W ostatnim czasie w jednym z hipermarketów w Ostrowcu Świętokrzyskim miała miejsce sytuacja, która odbiła się głośnym echem w sieci. Pewna 38-latka uznała, że policzy artykuły spożywcze i chemiczne jako jabłka.
Przekręt przy kasie samoobsługowej nie uszedł jej na sucho. Kobiecie grozi teraz do ośmiu lat pozbawienia wolności.
Nieudane oszustwo
Wszystko miało miejsce w zeszłą sobotę, tj. 15 października. Ochrona zatrzymała 38-latka w jednym z hipermarketów Ostrowcu Świętokrzyskim. Policja dostała zgłoszenie i od razu zatrzymali podejrzaną.
Jak się okazało, kobieta postanowiła włożyć do dwóch torebek artykuły chemiczne i spożywcze i zważyć je jako jabłka. Wiedziała, że w ten sposób kwota do zapłaty będzie o wiele niższa.
Jak przypominają funkcjonariusze policji, takie działanie jest oszustwem i bez względu na wartość strat traktowane jest jako przestępstwo.

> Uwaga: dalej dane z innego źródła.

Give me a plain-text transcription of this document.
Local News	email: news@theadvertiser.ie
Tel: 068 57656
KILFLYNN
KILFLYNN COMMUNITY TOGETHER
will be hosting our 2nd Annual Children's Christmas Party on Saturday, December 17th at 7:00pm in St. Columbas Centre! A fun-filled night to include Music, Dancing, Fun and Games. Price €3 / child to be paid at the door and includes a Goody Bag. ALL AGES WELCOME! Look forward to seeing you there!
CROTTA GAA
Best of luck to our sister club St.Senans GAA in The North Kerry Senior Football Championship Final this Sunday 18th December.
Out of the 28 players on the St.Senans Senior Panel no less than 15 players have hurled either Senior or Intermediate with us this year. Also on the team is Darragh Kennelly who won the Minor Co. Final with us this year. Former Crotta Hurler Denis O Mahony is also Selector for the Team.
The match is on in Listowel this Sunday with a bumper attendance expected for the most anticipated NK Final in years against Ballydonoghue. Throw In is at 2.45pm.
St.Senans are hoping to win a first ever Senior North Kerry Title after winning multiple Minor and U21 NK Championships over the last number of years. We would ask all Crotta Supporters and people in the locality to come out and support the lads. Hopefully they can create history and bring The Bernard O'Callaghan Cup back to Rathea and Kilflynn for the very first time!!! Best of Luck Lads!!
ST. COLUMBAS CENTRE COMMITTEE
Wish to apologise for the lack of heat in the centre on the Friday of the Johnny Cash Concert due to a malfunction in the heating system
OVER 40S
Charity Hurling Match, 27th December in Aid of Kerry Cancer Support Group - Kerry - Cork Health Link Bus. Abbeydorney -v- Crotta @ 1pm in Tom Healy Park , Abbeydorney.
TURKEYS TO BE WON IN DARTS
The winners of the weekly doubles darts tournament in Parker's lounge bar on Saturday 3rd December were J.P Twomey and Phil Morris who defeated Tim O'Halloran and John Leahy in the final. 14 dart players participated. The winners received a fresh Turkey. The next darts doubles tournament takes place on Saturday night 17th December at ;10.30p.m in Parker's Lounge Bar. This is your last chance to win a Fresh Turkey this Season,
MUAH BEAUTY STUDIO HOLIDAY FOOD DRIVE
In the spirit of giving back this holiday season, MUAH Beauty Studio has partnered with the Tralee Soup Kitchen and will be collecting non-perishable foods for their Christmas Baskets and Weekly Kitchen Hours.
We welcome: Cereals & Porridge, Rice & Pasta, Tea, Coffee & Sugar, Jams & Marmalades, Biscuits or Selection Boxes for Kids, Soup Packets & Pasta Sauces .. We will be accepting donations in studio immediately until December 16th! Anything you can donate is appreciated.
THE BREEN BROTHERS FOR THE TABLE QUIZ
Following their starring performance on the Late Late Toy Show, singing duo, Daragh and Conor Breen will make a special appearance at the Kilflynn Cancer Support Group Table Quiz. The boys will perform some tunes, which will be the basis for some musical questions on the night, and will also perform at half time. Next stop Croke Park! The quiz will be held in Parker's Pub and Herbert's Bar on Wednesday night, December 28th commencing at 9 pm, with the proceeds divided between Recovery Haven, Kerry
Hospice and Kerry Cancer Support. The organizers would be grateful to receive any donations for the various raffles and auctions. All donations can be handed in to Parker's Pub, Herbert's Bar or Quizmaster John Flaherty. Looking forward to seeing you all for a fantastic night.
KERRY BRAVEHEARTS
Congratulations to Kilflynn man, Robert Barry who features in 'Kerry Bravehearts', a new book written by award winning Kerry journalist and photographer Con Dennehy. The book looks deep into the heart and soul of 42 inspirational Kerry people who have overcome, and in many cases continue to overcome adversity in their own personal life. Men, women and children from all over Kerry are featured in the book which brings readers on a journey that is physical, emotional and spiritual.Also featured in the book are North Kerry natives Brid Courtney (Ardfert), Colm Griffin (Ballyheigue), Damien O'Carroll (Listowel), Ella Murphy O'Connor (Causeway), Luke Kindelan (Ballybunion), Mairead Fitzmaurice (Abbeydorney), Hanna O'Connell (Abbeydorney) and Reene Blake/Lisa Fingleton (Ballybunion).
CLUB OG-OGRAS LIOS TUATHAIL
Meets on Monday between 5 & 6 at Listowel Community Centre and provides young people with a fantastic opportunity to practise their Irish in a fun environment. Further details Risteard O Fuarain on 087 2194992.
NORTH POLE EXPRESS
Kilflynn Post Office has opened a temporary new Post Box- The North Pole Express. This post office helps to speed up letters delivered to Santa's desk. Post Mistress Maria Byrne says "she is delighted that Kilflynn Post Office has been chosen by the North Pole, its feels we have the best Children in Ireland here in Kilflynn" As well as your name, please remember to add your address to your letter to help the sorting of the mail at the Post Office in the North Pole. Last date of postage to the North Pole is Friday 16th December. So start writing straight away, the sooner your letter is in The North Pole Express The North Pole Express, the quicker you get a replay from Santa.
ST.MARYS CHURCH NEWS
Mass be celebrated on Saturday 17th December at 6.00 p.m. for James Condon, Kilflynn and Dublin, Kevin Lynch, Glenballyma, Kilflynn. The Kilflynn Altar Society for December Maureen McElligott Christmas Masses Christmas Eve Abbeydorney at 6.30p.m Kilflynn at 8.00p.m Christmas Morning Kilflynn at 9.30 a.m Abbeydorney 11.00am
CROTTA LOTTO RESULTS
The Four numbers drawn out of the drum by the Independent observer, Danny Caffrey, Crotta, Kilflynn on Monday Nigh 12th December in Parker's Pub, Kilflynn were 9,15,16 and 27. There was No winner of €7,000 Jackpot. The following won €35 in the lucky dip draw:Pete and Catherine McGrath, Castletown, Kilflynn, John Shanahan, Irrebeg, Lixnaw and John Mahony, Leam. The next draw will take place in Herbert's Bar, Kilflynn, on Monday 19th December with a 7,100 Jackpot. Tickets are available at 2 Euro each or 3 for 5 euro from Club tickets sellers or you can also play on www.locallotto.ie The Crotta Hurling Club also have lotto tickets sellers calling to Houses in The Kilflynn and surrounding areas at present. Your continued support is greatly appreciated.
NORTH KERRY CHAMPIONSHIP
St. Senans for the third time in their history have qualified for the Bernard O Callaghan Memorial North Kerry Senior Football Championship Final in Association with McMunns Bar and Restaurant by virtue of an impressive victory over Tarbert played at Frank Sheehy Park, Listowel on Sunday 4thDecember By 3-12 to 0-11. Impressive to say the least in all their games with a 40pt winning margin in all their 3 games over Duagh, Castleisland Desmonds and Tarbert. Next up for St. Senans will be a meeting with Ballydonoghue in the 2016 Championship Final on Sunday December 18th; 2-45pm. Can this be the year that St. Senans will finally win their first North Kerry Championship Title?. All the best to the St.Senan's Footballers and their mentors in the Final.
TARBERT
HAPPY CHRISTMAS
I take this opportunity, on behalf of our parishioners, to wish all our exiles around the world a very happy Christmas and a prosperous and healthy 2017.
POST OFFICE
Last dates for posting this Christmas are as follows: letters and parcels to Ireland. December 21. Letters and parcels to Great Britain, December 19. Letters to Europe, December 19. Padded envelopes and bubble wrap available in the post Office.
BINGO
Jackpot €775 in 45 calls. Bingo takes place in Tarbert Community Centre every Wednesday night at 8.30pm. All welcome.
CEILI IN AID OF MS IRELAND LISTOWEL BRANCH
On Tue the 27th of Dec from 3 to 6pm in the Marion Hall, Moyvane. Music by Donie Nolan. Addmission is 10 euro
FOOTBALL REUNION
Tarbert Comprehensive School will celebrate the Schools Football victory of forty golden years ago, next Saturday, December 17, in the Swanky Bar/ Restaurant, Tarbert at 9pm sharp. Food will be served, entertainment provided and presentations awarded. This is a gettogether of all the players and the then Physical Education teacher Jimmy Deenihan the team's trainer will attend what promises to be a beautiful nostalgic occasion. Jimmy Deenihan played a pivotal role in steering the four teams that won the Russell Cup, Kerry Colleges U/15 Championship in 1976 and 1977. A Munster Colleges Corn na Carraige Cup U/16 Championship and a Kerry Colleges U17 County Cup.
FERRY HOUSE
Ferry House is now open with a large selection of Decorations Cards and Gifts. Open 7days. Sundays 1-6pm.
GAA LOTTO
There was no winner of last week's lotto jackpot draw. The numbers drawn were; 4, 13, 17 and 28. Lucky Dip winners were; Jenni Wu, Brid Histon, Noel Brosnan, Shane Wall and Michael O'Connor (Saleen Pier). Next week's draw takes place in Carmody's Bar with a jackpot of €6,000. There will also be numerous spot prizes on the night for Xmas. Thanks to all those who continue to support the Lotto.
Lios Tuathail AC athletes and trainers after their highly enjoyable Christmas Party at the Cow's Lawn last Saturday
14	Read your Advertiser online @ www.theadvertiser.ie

„38-latka naraziła market na straty w kwocie ponad 230 złotych. Jeszcze tego samego dnia kobieta usłyszała zarzut” – poinformował rzecznik prasowy KPP w Ostrowcu Świętokrzyskim.
Kobiecie grozi kara od 6 miesięcy do 8 lat pozbawienia wolności.
„Zgodnie z kodeksem karnym przestępstwo oszustwa zagrożone jest karą od 6 miesięcy do 8 lat pozbawienia wolności” – przekazuje Komenda Powiatowa Policji w Ostrowcu Świętokrzyskim.